Lack Of Forensics And Security Failures
Forensic inconsistencies were observed, including bullets not matching police weapons.
Multiple attacks on arrested Awami League leaders, accused persons and lawyers within court premises, such as on Salman Rahman and Dipu Moni, further restricted a fair trial.
Prosecutorial Statements Revealed Bias Before Trial
Before trial proceedings even began, senior officials made statements indicating Hasina’s fate was already sealed.
Chief Prosecutor Mohammed Tajul Islam on 17 October 2024, said, “The court has ordered the arrest of former Prime Minister Sheikh Hasina and to produce her in court on 18 November. Sheikh Hasina was at the helm of those who committed massacres, killings and crimes against humanity from July to August. It is a remarkable day for us.”
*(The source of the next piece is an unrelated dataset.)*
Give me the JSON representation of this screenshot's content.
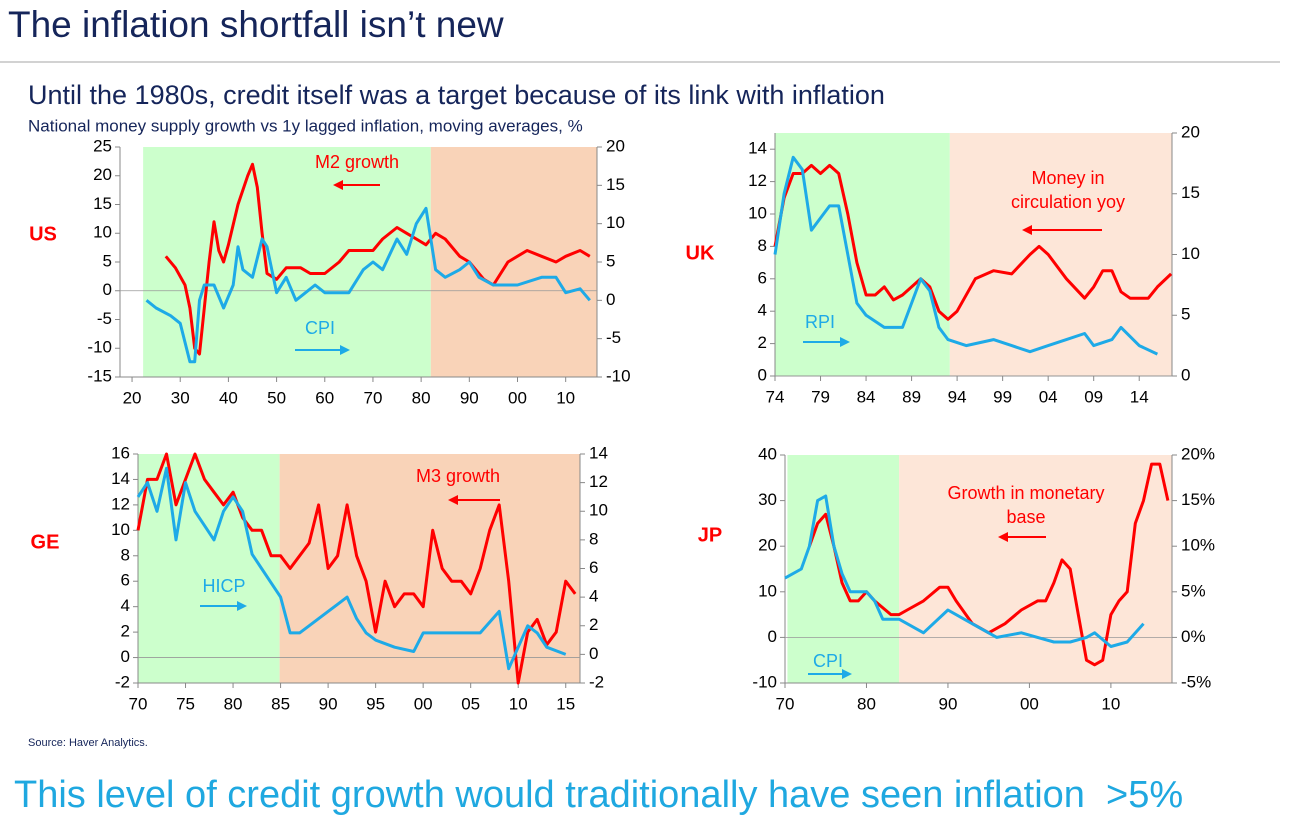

IT Advisor Nahid Islam on 21 October 2024, said, “I want to tell everyone that Hasina will not be able to return to Bangladesh to do politics, but only to walk the gallows.”
ICC Avoided Due To Inconsistencies
Despite being a State Party to the Rome Statute since 2010, the interim government did not take the case to the International Criminal Court, owing to inconsistencies in the case.